LECTURE: Professor Ato Quayson, UC Berkeley 4/23

full name / name of organization: 
Center for African Studies, UCB
contact email: 

SIGNS OF THE TIMES: DISCOURSE ECOLOGIES AND STREET LIFE ON OXFORD ST., ACCRA
Lecture | April 23 | 12:30-3 p.m. | Barrows Hall, Lipman Room, 8th floor

Speaker: ATO QUAYSON, Professor, English & Director, Centre for Diaspora and Transnational Studies, University of Toronto
Sponsors: Center for African Studies, Department of African American Studies, Institute for the Study of Social Change, Center for Race and Gender

BACKGROUND
Professor Ato Quayson has been at the University of Toronto, since August 2005. He did his BA at the University of Ghana and took his PhD from Cambridge University in 1995. He then went on to the University of Oxford as a Research Fellow, returning to Cambridge in September 1995 to become a Fellow at Pembroke College and a member of the Faculty of English where he eventually became a Reader in Commonwealth and Postcolonial Studies.

He was elected to a five-year term on the Modern Language Association's executive committee of the Division on Postcolonial Studies and Literature in Culture in 2008 and a Fellow of the Ghana Academy of Arts and Sciences in December 2005. Prof Quayson was a Cambridge Commonwealth Scholar from 1991-994 and is a Fellow of the Cambridge Commonwealth Society.
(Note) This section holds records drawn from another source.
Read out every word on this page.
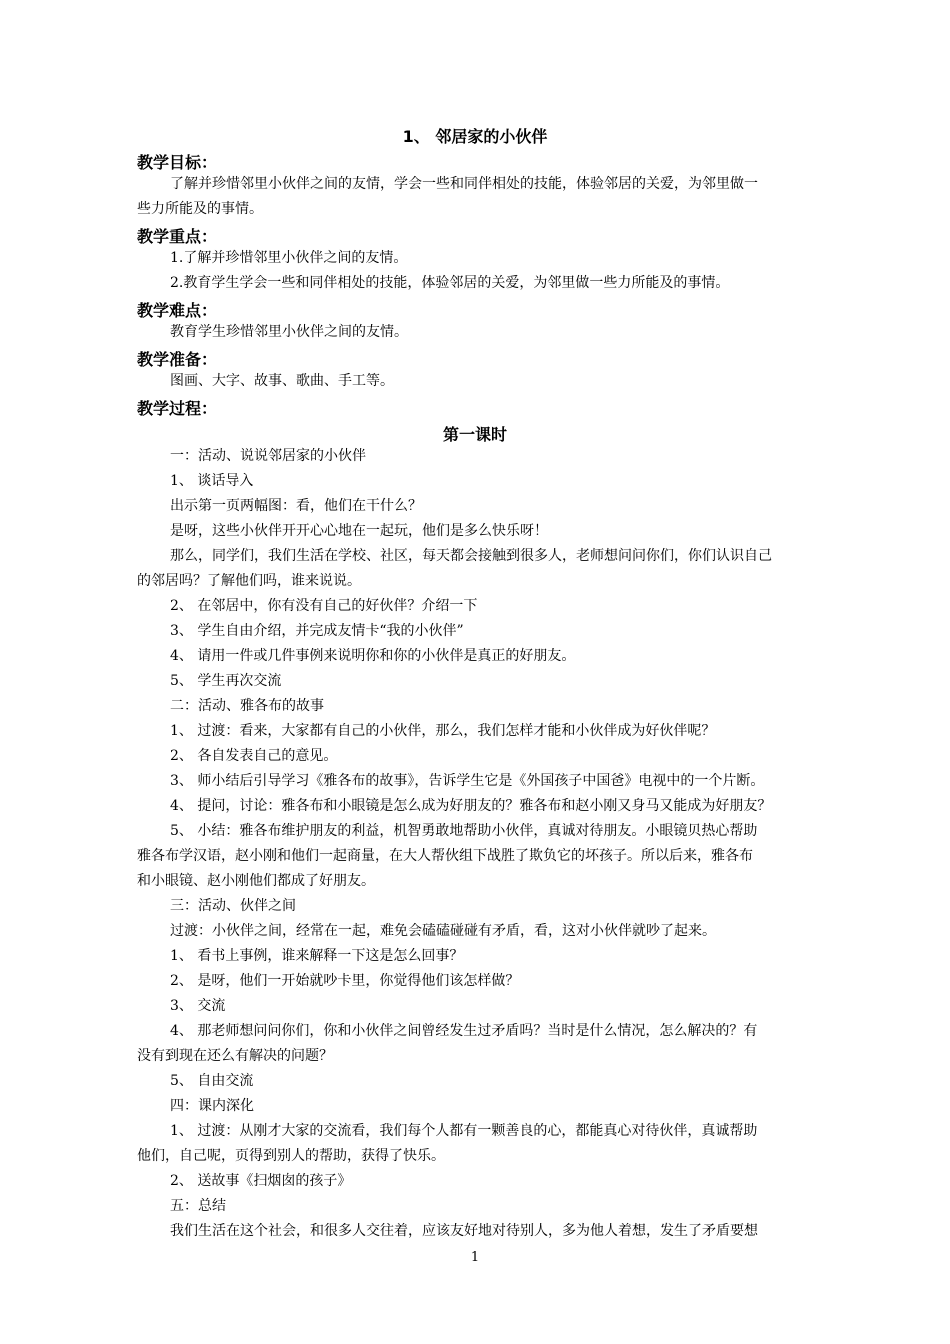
1、 邻居家的小伙伴
教学目标：
了解并珍惜邻里小伙伴之间的友情，学会一些和同伴相处的技能，体验邻居的关爱，为邻里做一
些力所能及的事情。
教学重点：
1.了解并珍惜邻里小伙伴之间的友情。
2.教育学生学会一些和同伴相处的技能，体验邻居的关爱，为邻里做一些力所能及的事情。
教学难点：
教育学生珍惜邻里小伙伴之间的友情。
教学准备：
图画、大字、故事、歌曲、手工等。
教学过程：
第一课时
一：活动、说说邻居家的小伙伴
1、 谈话导入
出示第一页两幅图：看，他们在干什么？
是呀，这些小伙伴开开心心地在一起玩，他们是多么快乐呀！
那么，同学们，我们生活在学校、社区，每天都会接触到很多人，老师想问问你们，你们认识自己
的邻居吗？了解他们吗，谁来说说。
2、 在邻居中，你有没有自己的好伙伴？介绍一下
3、 学生自由介绍，并完成友情卡“我的小伙伴”
4、 请用一件或几件事例来说明你和你的小伙伴是真正的好朋友。
5、 学生再次交流
二：活动、雅各布的故事
1、 过渡：看来，大家都有自己的小伙伴，那么，我们怎样才能和小伙伴成为好伙伴呢？
2、 各自发表自己的意见。
3、 师小结后引导学习《雅各布的故事》，告诉学生它是《外国孩子中国爸》电视中的一个片断。
4、 提问，讨论：雅各布和小眼镜是怎么成为好朋友的？雅各布和赵小刚又身马又能成为好朋友？
5、 小结：雅各布维护朋友的利益，机智勇敢地帮助小伙伴，真诚对待朋友。小眼镜贝热心帮助
雅各布学汉语，赵小刚和他们一起商量，在大人帮伙组下战胜了欺负它的坏孩子。所以后来，雅各布
和小眼镜、赵小刚他们都成了好朋友。
三：活动、伙伴之间
过渡：小伙伴之间，经常在一起，难免会磕磕碰碰有矛盾，看，这对小伙伴就吵了起来。
1、 看书上事例，谁来解释一下这是怎么回事？
2、 是呀，他们一开始就吵卡里，你觉得他们该怎样做？
3、 交流
4、 那老师想问问你们，你和小伙伴之间曾经发生过矛盾吗？当时是什么情况，怎么解决的？有
没有到现在还么有解决的问题？
5、 自由交流
四：课内深化
1、 过渡：从刚才大家的交流看，我们每个人都有一颗善良的心，都能真心对待伙伴，真诚帮助
他们，自己呢，页得到别人的帮助，获得了快乐。
2、 送故事《扫烟囱的孩子》
五：总结
我们生活在这个社会，和很多人交往着，应该友好地对待别人，多为他人着想，发生了矛盾要想
1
In 2004 he held a Fellowship at the Du Bois Institute for African-American Studies at Harvard University. He has also been Visiting Professor at the University of California, Berkeley and has lectured widely in places such as Istanbul, Amsterdam, Tel Aviv, Cape Town, Bergen, and on many campuses in the US, the UK, and in Europe more generally.
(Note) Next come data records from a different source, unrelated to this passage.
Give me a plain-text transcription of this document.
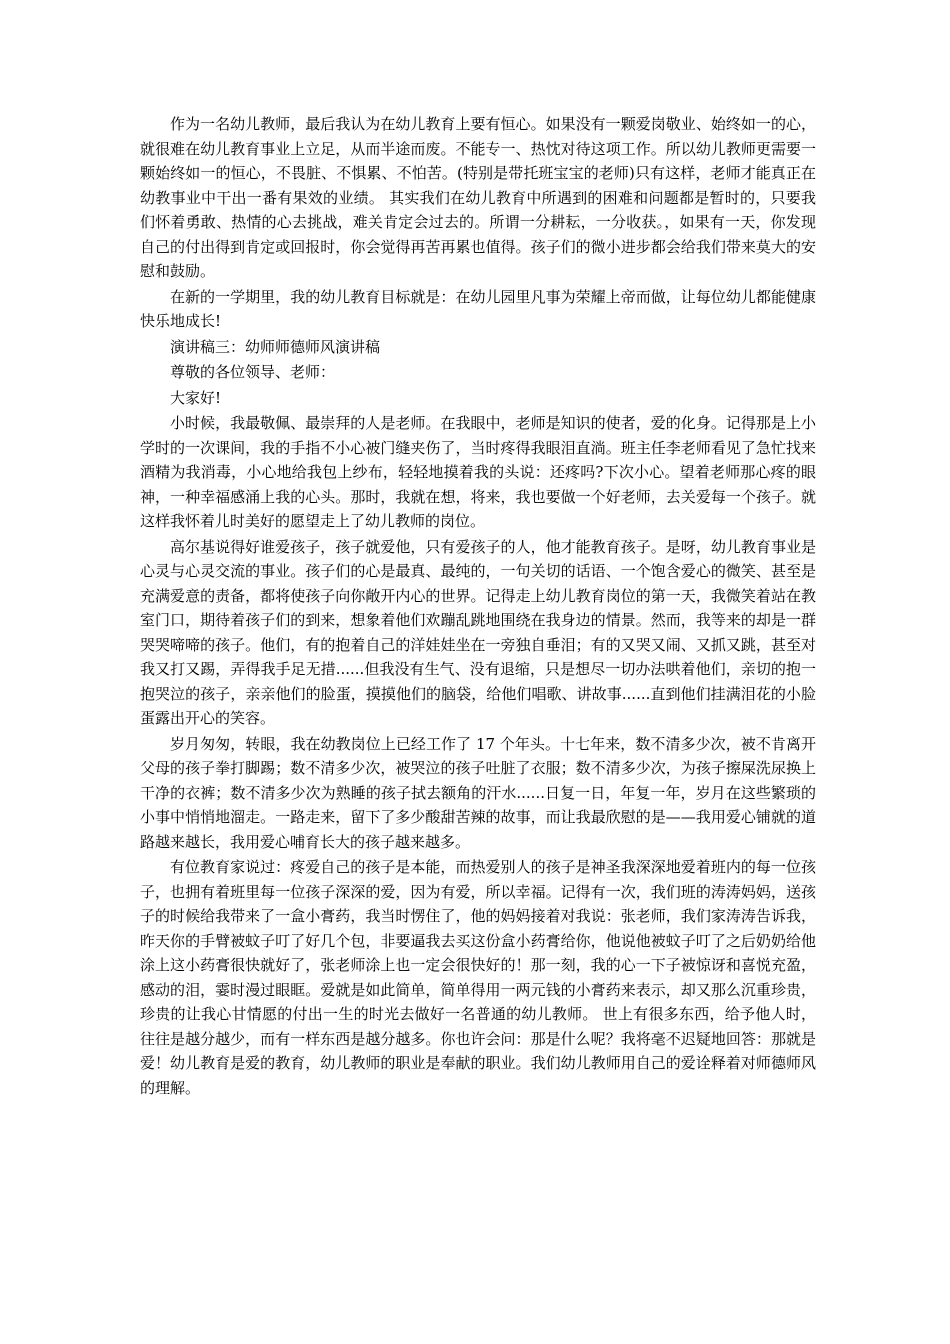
作为一名幼儿教师，最后我认为在幼儿教育上要有恒心。如果没有一颗爱岗敬业、始终如一的心，就很难在幼儿教育事业上立足，从而半途而废。不能专一、热忱对待这项工作。所以幼儿教师更需要一颗始终如一的恒心，不畏脏、不惧累、不怕苦。(特别是带托班宝宝的老师)只有这样，老师才能真正在幼教事业中干出一番有果效的业绩。 其实我们在幼儿教育中所遇到的困难和问题都是暂时的，只要我们怀着勇敢、热情的心去挑战，难关肯定会过去的。所谓一分耕耘，一分收获。，如果有一天，你发现自己的付出得到肯定或回报时，你会觉得再苦再累也值得。孩子们的微小进步都会给我们带来莫大的安慰和鼓励。

在新的一学期里，我的幼儿教育目标就是：在幼儿园里凡事为荣耀上帝而做，让每位幼儿都能健康快乐地成长!

演讲稿三：幼师师德师风演讲稿

尊敬的各位领导、老师：

大家好!

小时候，我最敬佩、最崇拜的人是老师。在我眼中，老师是知识的使者，爱的化身。记得那是上小学时的一次课间，我的手指不小心被门缝夹伤了，当时疼得我眼泪直淌。班主任李老师看见了急忙找来酒精为我消毒，小心地给我包上纱布，轻轻地摸着我的头说：还疼吗?下次小心。望着老师那心疼的眼神，一种幸福感涌上我的心头。那时，我就在想，将来，我也要做一个好老师，去关爱每一个孩子。就这样我怀着儿时美好的愿望走上了幼儿教师的岗位。

高尔基说得好谁爱孩子，孩子就爱他，只有爱孩子的人，他才能教育孩子。是呀，幼儿教育事业是心灵与心灵交流的事业。孩子们的心是最真、最纯的，一句关切的话语、一个饱含爱心的微笑、甚至是充满爱意的责备，都将使孩子向你敞开内心的世界。记得走上幼儿教育岗位的第一天，我微笑着站在教室门口，期待着孩子们的到来，想象着他们欢蹦乱跳地围绕在我身边的情景。然而，我等来的却是一群哭哭啼啼的孩子。他们，有的抱着自己的洋娃娃坐在一旁独自垂泪；有的又哭又闹、又抓又跳，甚至对我又打又踢，弄得我手足无措......但我没有生气、没有退缩，只是想尽一切办法哄着他们，亲切的抱一抱哭泣的孩子，亲亲他们的脸蛋，摸摸他们的脑袋，给他们唱歌、讲故事......直到他们挂满泪花的小脸蛋露出开心的笑容。

岁月匆匆，转眼，我在幼教岗位上已经工作了 17 个年头。十七年来，数不清多少次，被不肯离开父母的孩子拳打脚踢；数不清多少次，被哭泣的孩子吐脏了衣服；数不清多少次，为孩子擦屎洗尿换上干净的衣裤；数不清多少次为熟睡的孩子拭去额角的汗水......日复一日，年复一年，岁月在这些繁琐的小事中悄悄地溜走。一路走来，留下了多少酸甜苦辣的故事，而让我最欣慰的是——我用爱心铺就的道路越来越长，我用爱心哺育长大的孩子越来越多。

有位教育家说过：疼爱自己的孩子是本能，而热爱别人的孩子是神圣我深深地爱着班内的每一位孩子，也拥有着班里每一位孩子深深的爱，因为有爱，所以幸福。记得有一次，我们班的涛涛妈妈，送孩子的时候给我带来了一盒小膏药，我当时愣住了，他的妈妈接着对我说：张老师，我们家涛涛告诉我，昨天你的手臂被蚊子叮了好几个包，非要逼我去买这份盒小药膏给你，他说他被蚊子叮了之后奶奶给他涂上这小药膏很快就好了，张老师涂上也一定会很快好的！那一刻，我的心一下子被惊讶和喜悦充盈，感动的泪，霎时漫过眼眶。爱就是如此简单，简单得用一两元钱的小膏药来表示，却又那么沉重珍贵，珍贵的让我心甘情愿的付出一生的时光去做好一名普通的幼儿教师。 世上有很多东西，给予他人时，往往是越分越少，而有一样东西是越分越多。你也许会问：那是什么呢？我将毫不迟疑地回答：那就是爱！幼儿教育是爱的教育，幼儿教师的职业是奉献的职业。我们幼儿教师用自己的爱诠释着对师德师风的理解。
Prof Quayson was the Chief Examiner in English for the International Baccalaureate and sits on the Commissioning Panel of the Arts and Humanities Research Council (AHRC) of the United Kingdom as well as on various other academic bodies and organisations. He was ellected to a five-year term on the Modern Language Association's executive committee of the Division on Postcolonial Studies and Literature in Culture in 2008 and a Fellow of the Ghana Academy of Arts and Sciences in December 2005.

CURRENT RESEARCH
The project is interdisciplinary, taking in insights from urban studies, anthropology, history, and political science among others. It is a mixture between a personal memoir and a biography of the city of Accra from the focal point of "Oxford Street", perhaps the most globalized street in the country.

Attendance restrictions: Free and open to the public.